Ela começou de mansinho, cantava só para mostrar o que escrevia, mas acabou encantando o público e artistas como Rashid, Marcelo D2 e o mestre Kl Jay. Quem diria que a menina envergonhada do Vale, que ouvia Racionais MC’s, abriria, anos depois, o show da Turnê de 25 anos do grupo.

Tássia dos Reis Santos, conhecida como Tássia Reis somatiza trabalho, talento, empoderamento e representatividade. Sobretudo por ser uma “mulher negra, sem dinheiro no banco, sem parentes importantes e vinda do interior “.

Além de sua arte, Tássia faz questão de mostrar seu engajamento pela luta contra o preconceito. Este ano, a cantora foi convidada a participar do ELLA – 2015, em Coxabamba, na Bolivia. Confira esta entrevista que é CLACKBUM!!!

HHF – Apresentação
Tássia Reis: Meu nome é Tássia dos Reis Santos, conhecida como Tássia Reis, tenho 25 anos, iniciei minha carreira oficialmente em 2010, participando efetivamente da gravação de três faixas no disco do AXL. Porém, comecei a escrever em 2009, muito tímida e insegura em princípio. A primeira vez que subi ao palco foi para fazer um freestyle com o Kamau, numa jam de dança Especial, onde ele fez um show incrível . Superei a vergonha de subir no palco para cantar (pois já dançava) e nunca mais quis parar .

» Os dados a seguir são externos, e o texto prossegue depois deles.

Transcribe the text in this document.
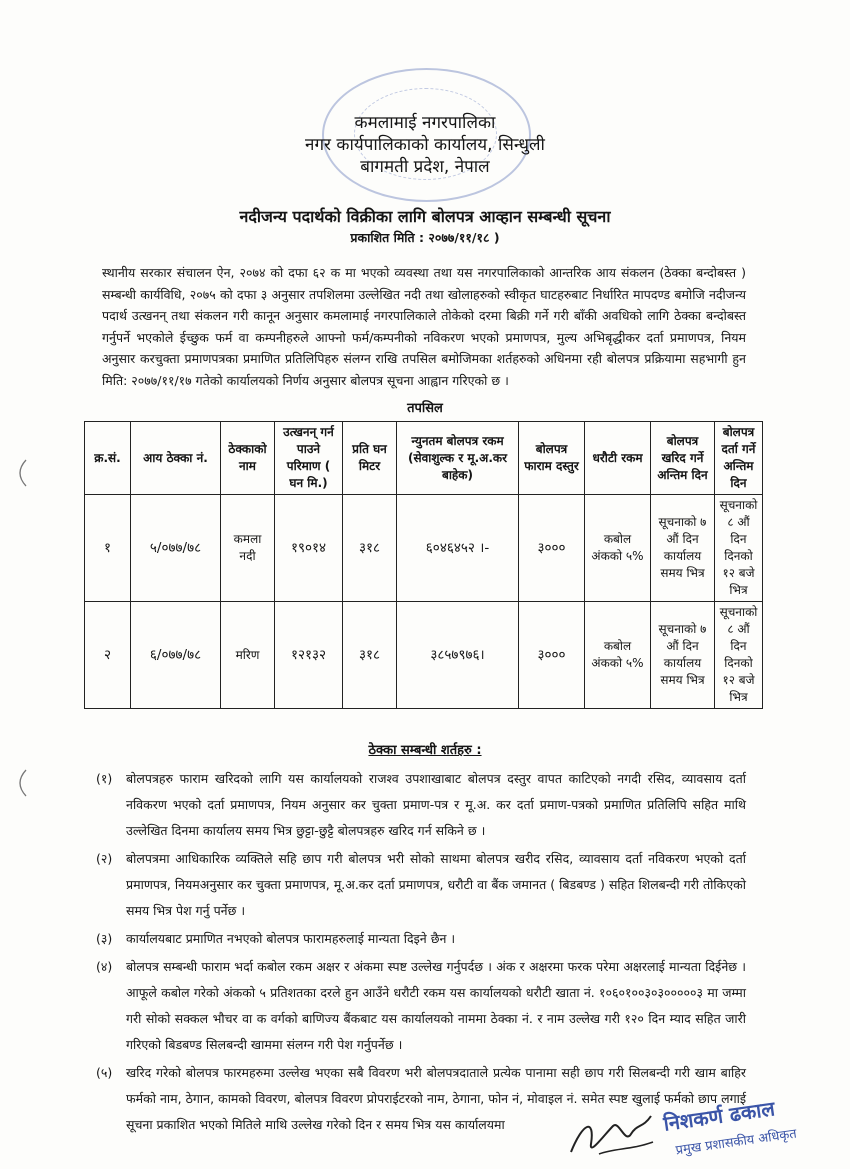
कमलामाई नगरपालिका
नगर कार्यपालिकाको कार्यालय, सिन्धुली
बागमती प्रदेश, नेपाल
नदीजन्य पदार्थको विक्रीका लागि बोलपत्र आव्हान सम्बन्धी सूचना
प्रकाशित मिति : २०७७/११/१८ )
स्थानीय सरकार संचालन ऐन, २०७४ को दफा ६२ क मा भएको व्यवस्था तथा यस नगरपालिकाको आन्तरिक आय संकलन (ठेक्का बन्दोबस्त ) सम्बन्धी कार्यविधि, २०७५ को दफा ३ अनुसार तपशिलमा उल्लेखित नदी तथा खोलाहरुको स्वीकृत घाटहरुबाट निर्धारित मापदण्ड बमोजि नदीजन्य पदार्थ उत्खनन् तथा संकलन गरी कानून अनुसार कमलामाई नगरपालिकाले तोकेको दरमा बिक्री गर्ने गरी बाँकी अवधिको लागि ठेक्का बन्दोबस्त गर्नुपर्ने भएकोले ईच्छुक फर्म वा कम्पनीहरुले आफ्नो फर्म/कम्पनीको नविकरण भएको प्रमाणपत्र, मुल्य अभिबृद्धीकर दर्ता प्रमाणपत्र, नियम अनुसार करचुक्ता प्रमाणपत्रका प्रमाणित प्रतिलिपिहरु संलग्न राखि तपसिल बमोजिमका शर्तहरुको अधिनमा रही बोलपत्र प्रक्रियामा सहभागी हुन मिति: २०७७/११/१७ गतेको कार्यालयको निर्णय अनुसार बोलपत्र सूचना आह्वान गरिएको छ ।
तपसिल
क्र.सं.	आय ठेक्का नं.	ठेक्काको नाम	उत्खनन् गर्न पाउने परिमाण ( घन मि.)	प्रति घन मिटर	न्युनतम बोलपत्र रकम (सेवाशुल्क र मू.अ.कर बाहेक)	बोलपत्र फाराम दस्तुर	धरौटी रकम	बोलपत्र खरिद गर्ने अन्तिम दिन	बोलपत्र दर्ता गर्ने अन्तिम दिन
१	५/०७७/७८	कमला नदी	१९०१४	३१८	६०४६४५२ ।-	३०००	कबोल अंकको ५%	सूचनाको ७ औं दिन कार्यालय समय भित्र	सूचनाको ८ औं दिन दिनको १२ बजे भित्र
२	६/०७७/७८	मरिण	१२१३२	३१८	३८५७९७६।	३०००	कबोल अंकको ५%	सूचनाको ७ औं दिन कार्यालय समय भित्र	सूचनाको ८ औं दिन दिनको १२ बजे भित्र
ठेक्का सम्बन्धी शर्तहरु :
(१) बोलपत्रहरु फाराम खरिदको लागि यस कार्यालयको राजश्व उपशाखाबाट बोलपत्र दस्तुर वापत काटिएको नगदी रसिद, व्यावसाय दर्ता नविकरण भएको दर्ता प्रमाणपत्र, नियम अनुसार कर चुक्ता प्रमाण-पत्र र मू.अ. कर दर्ता प्रमाण-पत्रको प्रमाणित प्रतिलिपि सहित माथि उल्लेखित दिनमा कार्यालय समय भित्र छुट्टा-छुट्टै बोलपत्रहरु खरिद गर्न सकिने छ ।
(२) बोलपत्रमा आधिकारिक व्यक्तिले सहि छाप गरी बोलपत्र भरी सोको साथमा बोलपत्र खरीद रसिद, व्यावसाय दर्ता नविकरण भएको दर्ता प्रमाणपत्र, नियमअनुसार कर चुक्ता प्रमाणपत्र, मू.अ.कर दर्ता प्रमाणपत्र, धरौटी वा बैंक जमानत ( बिडबण्ड ) सहित शिलबन्दी गरी तोकिएको समय भित्र पेश गर्नु पर्नेछ ।
(३) कार्यालयबाट प्रमाणित नभएको बोलपत्र फारामहरुलाई मान्यता दिइने छैन ।
(४) बोलपत्र सम्बन्धी फाराम भर्दा कबोल रकम अक्षर र अंकमा स्पष्ट उल्लेख गर्नुपर्दछ । अंक र अक्षरमा फरक परेमा अक्षरलाई मान्यता दिईनेछ । आफूले कबोल गरेको अंकको ५ प्रतिशतका दरले हुन आउँने धरौटी रकम यस कार्यालयको धरौटी खाता नं. १०६०१००३०३०००००३ मा जम्मा गरी सोको सक्कल भौचर वा क वर्गको बाणिज्य बैंकबाट यस कार्यालयको नाममा ठेक्का नं. र नाम उल्लेख गरी १२० दिन म्याद सहित जारी गरिएको बिडबण्ड सिलबन्दी खाममा संलग्न गरी पेश गर्नुपर्नेछ ।
(५) खरिद गरेको बोलपत्र फारमहरुमा उल्लेख भएका सबै विवरण भरी बोलपत्रदाताले प्रत्येक पानामा सही छाप गरी सिलबन्दी गरी खाम बाहिर फर्मको नाम, ठेगान, कामको विवरण, बोलपत्र विवरण प्रोपराईटरको नाम, ठेगाना, फोन नं, मोवाइल नं. समेत स्पष्ट खुलाई फर्मको छाप लगाई सूचना प्रकाशित भएको मितिले माथि उल्लेख गरेको दिन र समय भित्र यस कार्यालयमा	निशकर्ण ढकाल
प्रमुख प्रशासकीय अधिकृत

Ao contrário do que todos pensam, eu só comecei a cantar porque eu queria mostrar o que escrevia, e a partir daí começaram a elogiar a minha voz e surgiram os primeiros convites. Como ainda não tinha nenhuma música lançada, minhas primeiras aparições foram em refrões de MCs do Vale do Paraíba, como o AXL, Mc Ralph, e depois SAFARI.

Na mesma época, fui morar em SP para estudar e acabei conhecendo o pessoal que movimenta a cena por aqui. E tudo foi fluindo naturalmente. Em 2013, lancei a música “Meu Rapjazz”, que na verdade era para ser parte de uma mixtape que o produtor Esquina da Gentil estava organizando apenas com mulheres. Muitas delas não enviaram suas músicas no prazo e ele resolveu lançar individualmente.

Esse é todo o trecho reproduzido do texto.